For this study, researchers measured participants’ height at baseline and again five years later. The participants’ average age was 66, and the vast majority were white.

Wactawski-Wende and her colleagues focused specifically on postmenopausal women who lost 1 inch or more at the five-year follow up based on the findings from two previous studies that connected mortality to height loss.

The average height loss among the more than 1,000 women studied was fourth-tenths of an inch during an average five-year follow-up. The 70 women who experienced height loss of more than an inch were older in age, weighed more at baseline and had higher intake of corticosteroids.

This set of variables may be useful in predicting the five-year risk of marked height loss in postmenopausal women, according to the researchers.

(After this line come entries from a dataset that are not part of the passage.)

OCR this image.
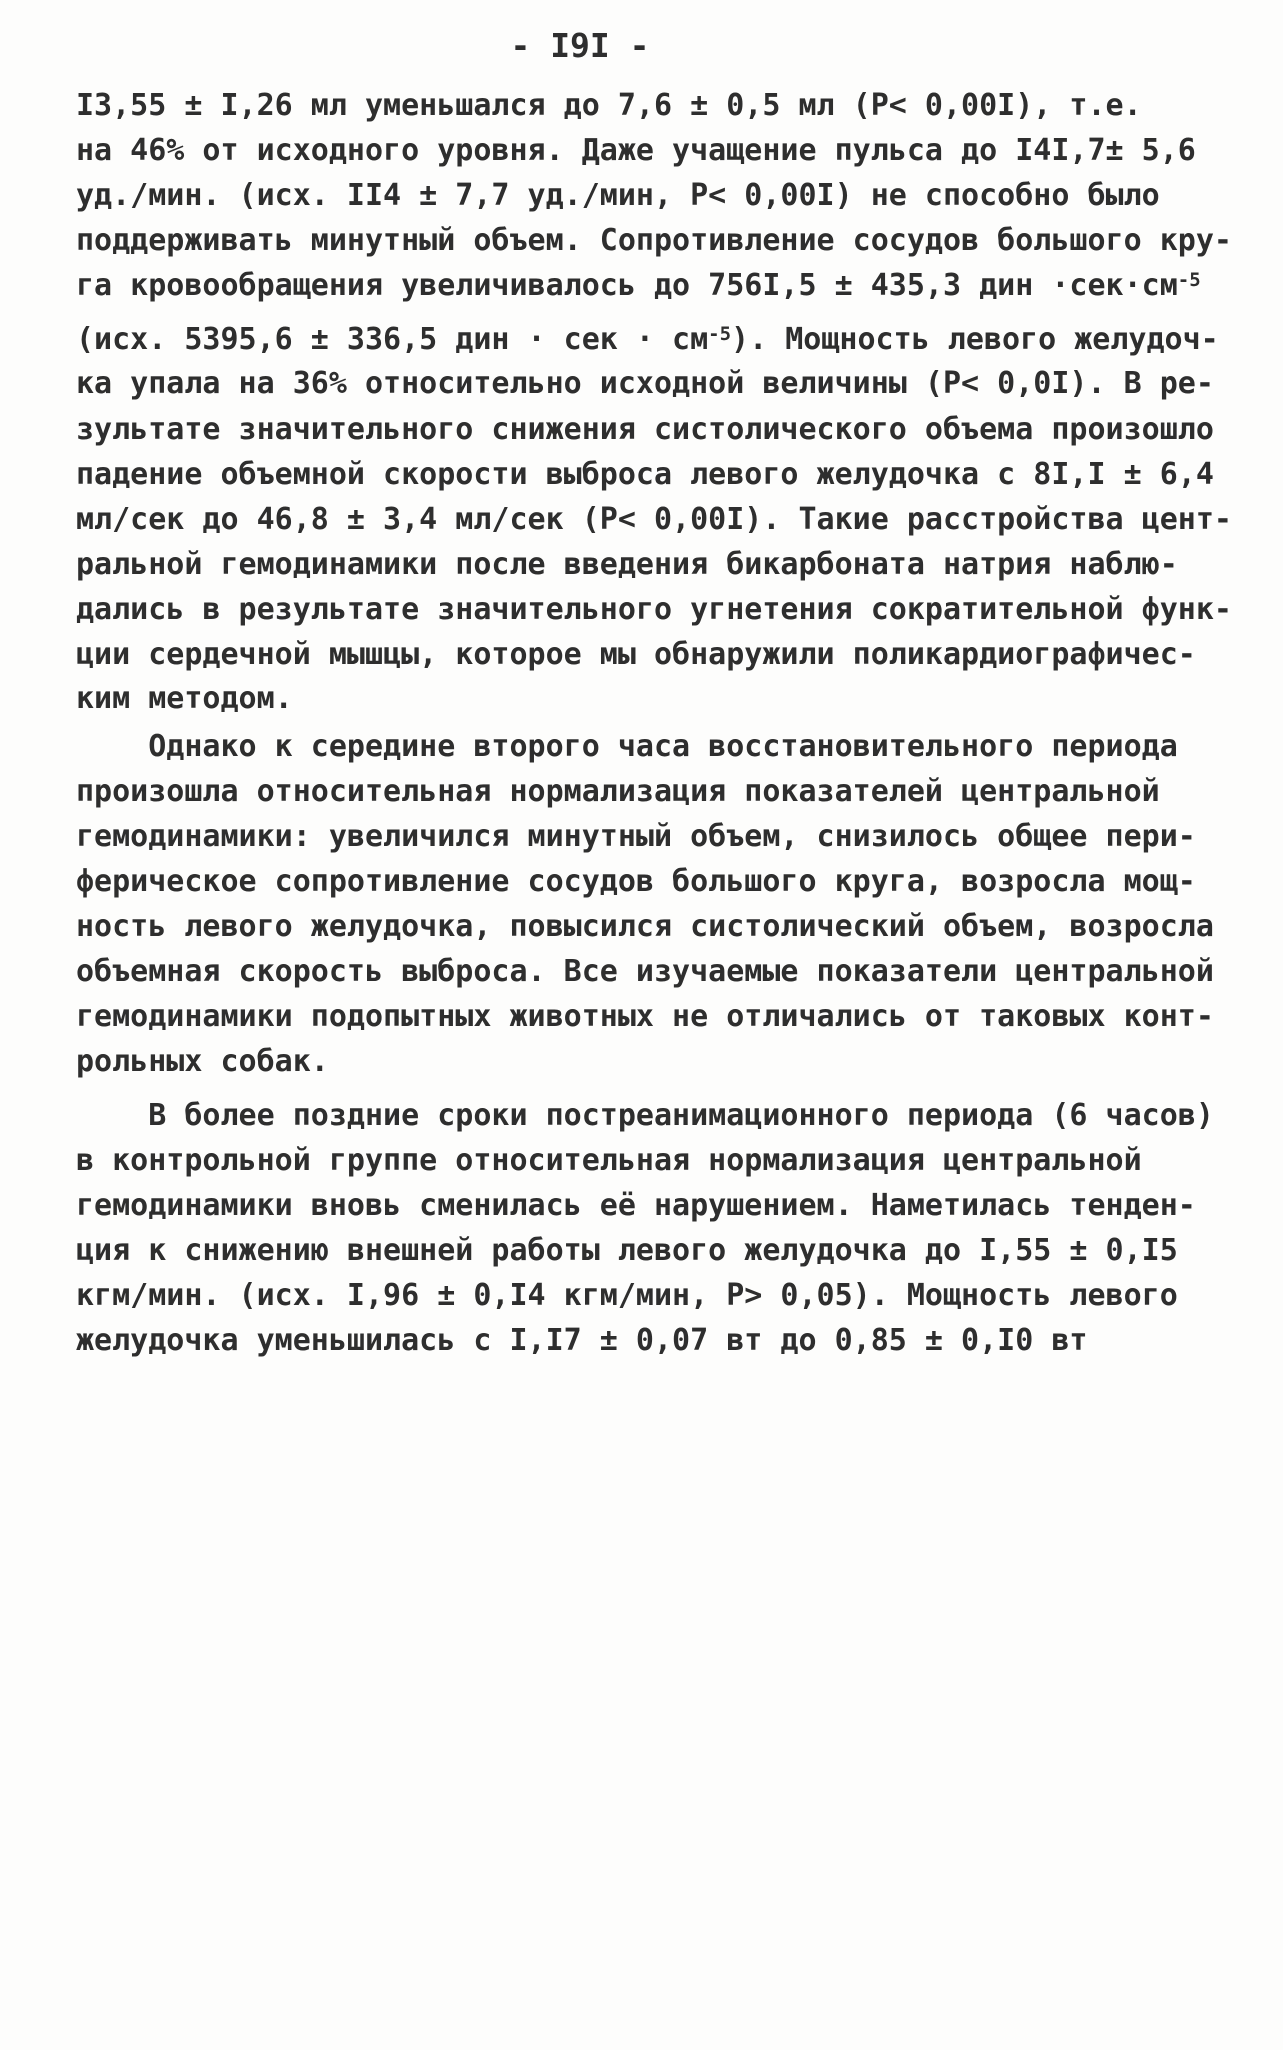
- I9I -
I3,55 ± I,26 мл уменьшался до 7,6 ± 0,5 мл (Р< 0,00I), т.е.
на 46% от исходного уровня. Даже учащение пульса до I4I,7± 5,6
уд./мин. (исх. II4 ± 7,7 уд./мин, Р< 0,00I) не способно было
поддерживать минутный объем. Сопротивление сосудов большого кру-
га кровообращения увеличивалось до 756I,5 ± 435,3 дин $\cdot сек\cdot см^{-5}$
(исх. 5395,6 ± 336,5 дин · сек · $см^{-5}$). Мощность левого желудоч-
ка упала на 36% относительно исходной величины (Р< 0,0I). В ре-
зультате значительного снижения систолического объема произошло
падение объемной скорости выброса левого желудочка с 8I,I ± 6,4
мл/сек до 46,8 ± 3,4 мл/сек (Р< 0,00I). Такие расстройства цент-
ральной гемодинамики после введения бикарбоната натрия наблю-
дались в результате значительного угнетения сократительной функ-
ции сердечной мышцы, которое мы обнаружили поликардиографичес-
ким методом.
Однако к середине второго часа восстановительного периода
произошла относительная нормализация показателей центральной
гемодинамики: увеличился минутный объем, снизилось общее пери-
ферическое сопротивление сосудов большого круга, возросла мощ-
ность левого желудочка, повысился систолический объем, возросла
объемная скорость выброса. Все изучаемые показатели центральной
гемодинамики подопытных животных не отличались от таковых конт-
рольных собак.
В более поздние сроки постреанимационного периода (6 часов)
в контрольной группе относительная нормализация центральной
гемодинамики вновь сменилась её нарушением. Наметилась тенден-
ция к снижению внешней работы левого желудочка до I,55 ± 0,I5
кгм/мин. (исх. I,96 ± 0,I4 кгм/мин, Р> 0,05). Мощность левого
желудочка уменьшилась с I,I7 ± 0,07 вт до 0,85 ± 0,I0 вт
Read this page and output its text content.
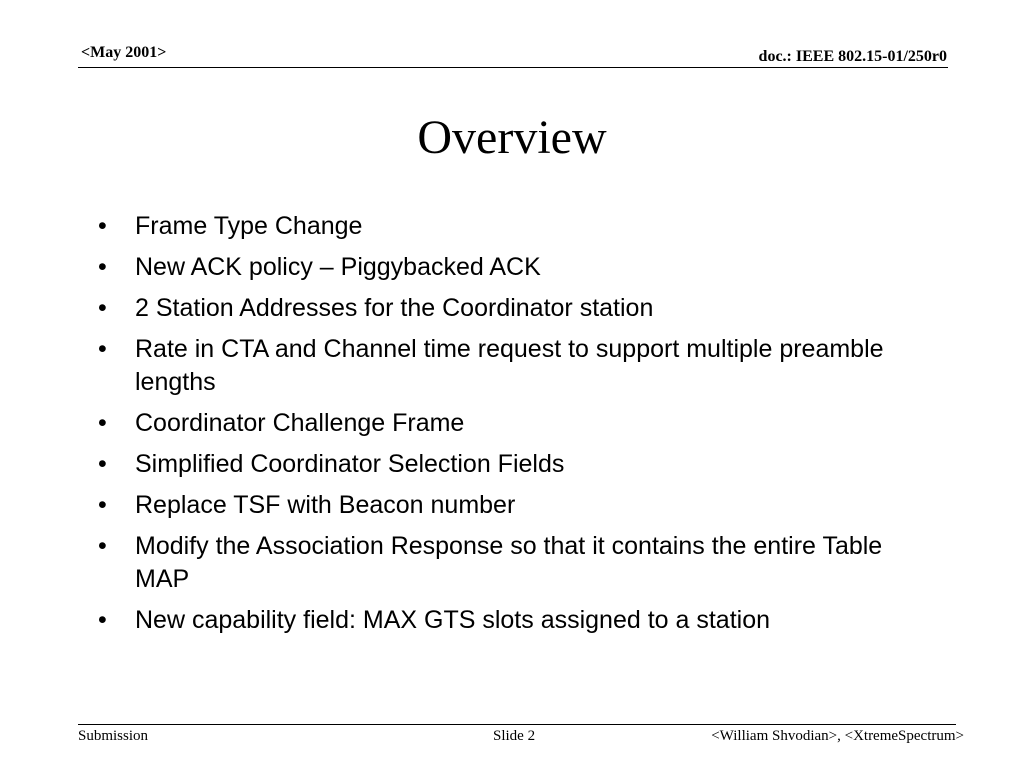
<May 2001>	doc.: IEEE 802.15-01/250r0
Overview
• Frame Type Change
• New ACK policy – Piggybacked ACK
• 2 Station Addresses for the Coordinator station
• Rate in CTA and Channel time request to support multiple preamble lengths
• Coordinator Challenge Frame
• Simplified Coordinator Selection Fields
• Replace TSF with Beacon number
• Modify the Association Response so that it contains the entire Table MAP
• New capability field: MAX GTS slots assigned to a station
Submission	Slide 2	<William Shvodian>, <XtremeSpectrum>
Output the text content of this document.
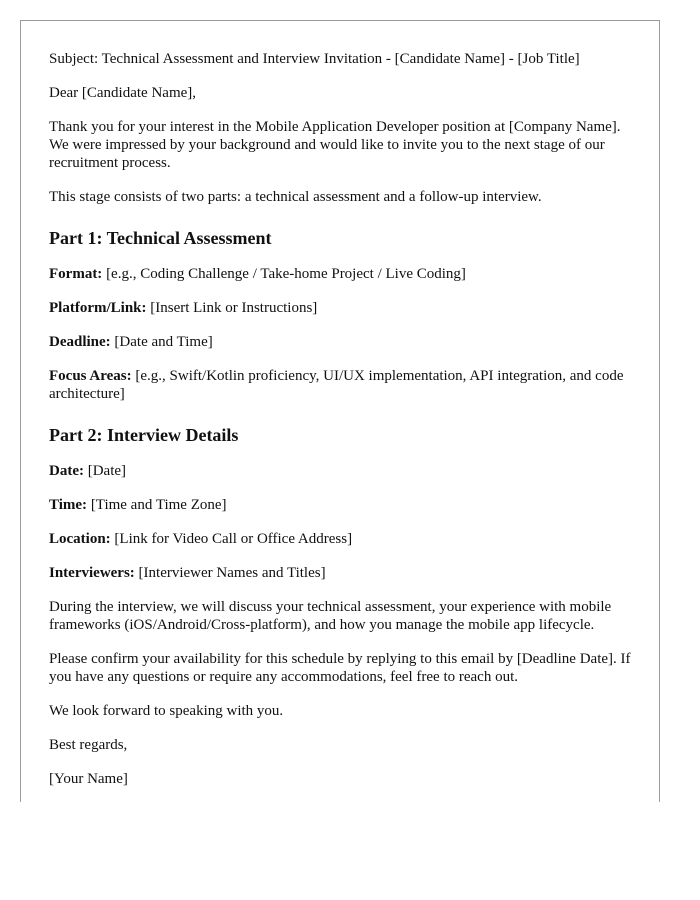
Subject: Technical Assessment and Interview Invitation - [Candidate Name] - [Job Title]

Dear [Candidate Name],

Thank you for your interest in the Mobile Application Developer position at [Company Name]. We were impressed by your background and would like to invite you to the next stage of our recruitment process.

This stage consists of two parts: a technical assessment and a follow-up interview.

Part 1: Technical Assessment

Format: [e.g., Coding Challenge / Take-home Project / Live Coding]

Platform/Link: [Insert Link or Instructions]

Deadline: [Date and Time]

Focus Areas: [e.g., Swift/Kotlin proficiency, UI/UX implementation, API integration, and code architecture]

Part 2: Interview Details

Date: [Date]

Time: [Time and Time Zone]

Location: [Link for Video Call or Office Address]

Interviewers: [Interviewer Names and Titles]

During the interview, we will discuss your technical assessment, your experience with mobile frameworks (iOS/Android/Cross-platform), and how you manage the mobile app lifecycle.

Please confirm your availability for this schedule by replying to this email by [Deadline Date]. If you have any questions or require any accommodations, feel free to reach out.

We look forward to speaking with you.

Best regards,

[Your Name]
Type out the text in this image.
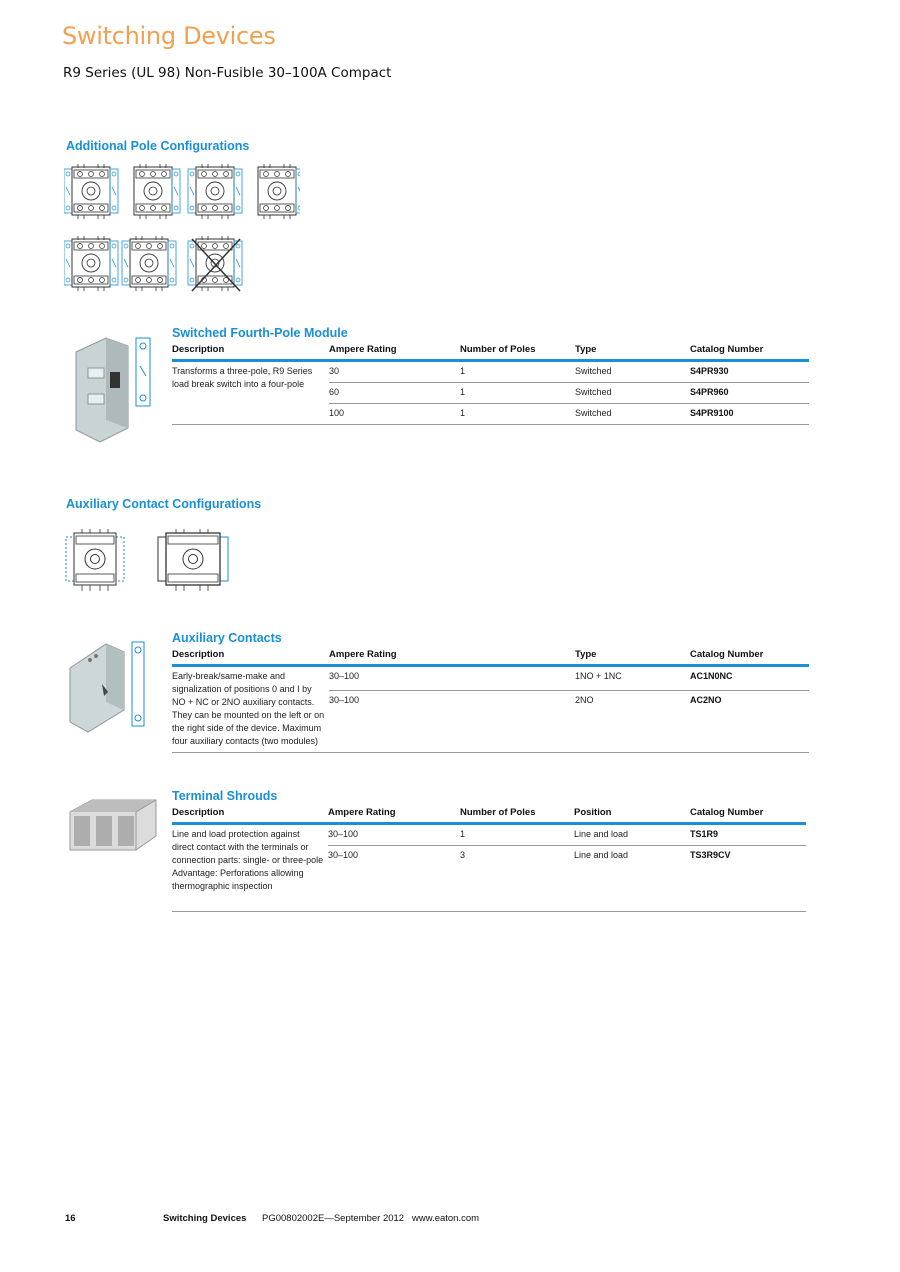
Switching Devices
R9 Series (UL 98) Non-Fusible 30–100A Compact
Additional Pole Configurations
Switched Fourth-Pole Module
Description	Ampere Rating	Number of Poles	Type	Catalog Number
Transforms a three-pole, R9 Series load break switch into a four-pole	30	1	Switched	S4PR930
	60	1	Switched	S4PR960
	100	1	Switched	S4PR9100
Auxiliary Contact Configurations
Auxiliary Contacts
Description	Ampere Rating	Type	Catalog Number
Early-break/same-make and signalization of positions 0 and I by NO + NC or 2NO auxiliary contacts. They can be mounted on the left or on the right side of the device. Maximum four auxiliary contacts (two modules)	30–100	1NO + 1NC	AC1N0NC
	30–100	2NO	AC2NO
Terminal Shrouds
Description	Ampere Rating	Number of Poles	Position	Catalog Number
Line and load protection against direct contact with the terminals or connection parts: single- or three-pole
Advantage: Perforations allowing thermographic inspection	30–100	1	Line and load	TS1R9
	30–100	3	Line and load	TS3R9CV
16	Switching Devices PG00802002E—September 2012   www.eaton.com
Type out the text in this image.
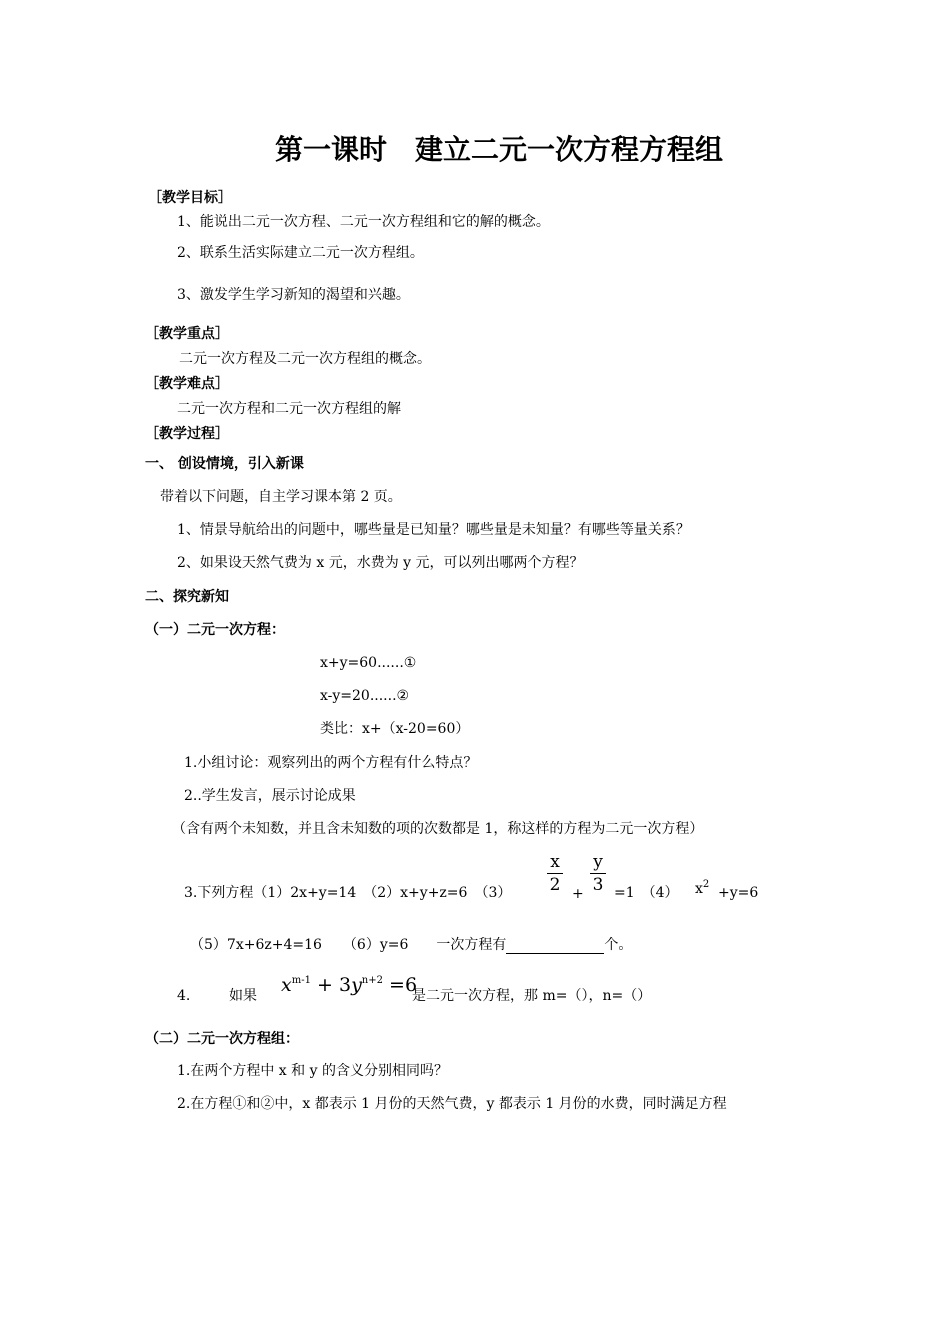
第一课时　建立二元一次方程方程组
［教学目标］
1、能说出二元一次方程、二元一次方程组和它的解的概念。
2、联系生活实际建立二元一次方程组。
3、激发学生学习新知的渴望和兴趣。
［教学重点］
二元一次方程及二元一次方程组的概念。
［教学难点］
二元一次方程和二元一次方程组的解
［教学过程］
一、 创设情境，引入新课
带着以下问题，自主学习课本第 2 页。
1、情景导航给出的问题中，哪些量是已知量？哪些量是未知量？有哪些等量关系？
2、如果设天然气费为 x 元，水费为 y 元，可以列出哪两个方程？
二、探究新知
（一）二元一次方程：
x+y=60......①
x-y=20......②
类比：x+（x-20=60）
1.小组讨论：观察列出的两个方程有什么特点？
2..学生发言，展示讨论成果
（含有两个未知数，并且含未知数的项的次数都是 1，称这样的方程为二元一次方程）
3.下列方程（1）2x+y=14　（2）x+y+z=6　（3）
x
2 +
y
3 =1　（4） $x^2$
+y=6
（5）7x+6z+4=16　　（6）y=6　　一次方程有	个。
4.	如果 $x^{m-1} + 3y^{n+2} =6$
是二元一次方程，那 m=（），n=（）
（二）二元一次方程组：
1.在两个方程中 x 和 y 的含义分别相同吗？
2.在方程①和②中，x 都表示 1 月份的天然气费，y 都表示 1 月份的水费，同时满足方程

“The factors identified in this study are easy to obtain and could be used by clinicians to identify women at most risk of height loss,” Wactawski-Wende says. “In women who have these risk factors, clinicians might consider other measures known to prevent height loss.”

In general, though, Wactawski-Wende adds that postmenopausal women should have their height checked regularly to monitor for height loss.

Co-authors on the paper are Kathleen Hovey, data manager/statistician in the School of Public Health and Health Professions, and two former students in the Jacobs School of Medicine and Biomedical Sciences at UB: Britt Marshall, currently chief resident of internal medicine at Penn State Milton S. Hershey Medical Center, and Jill Sperrazza, a current medical resident in the Jacobs School.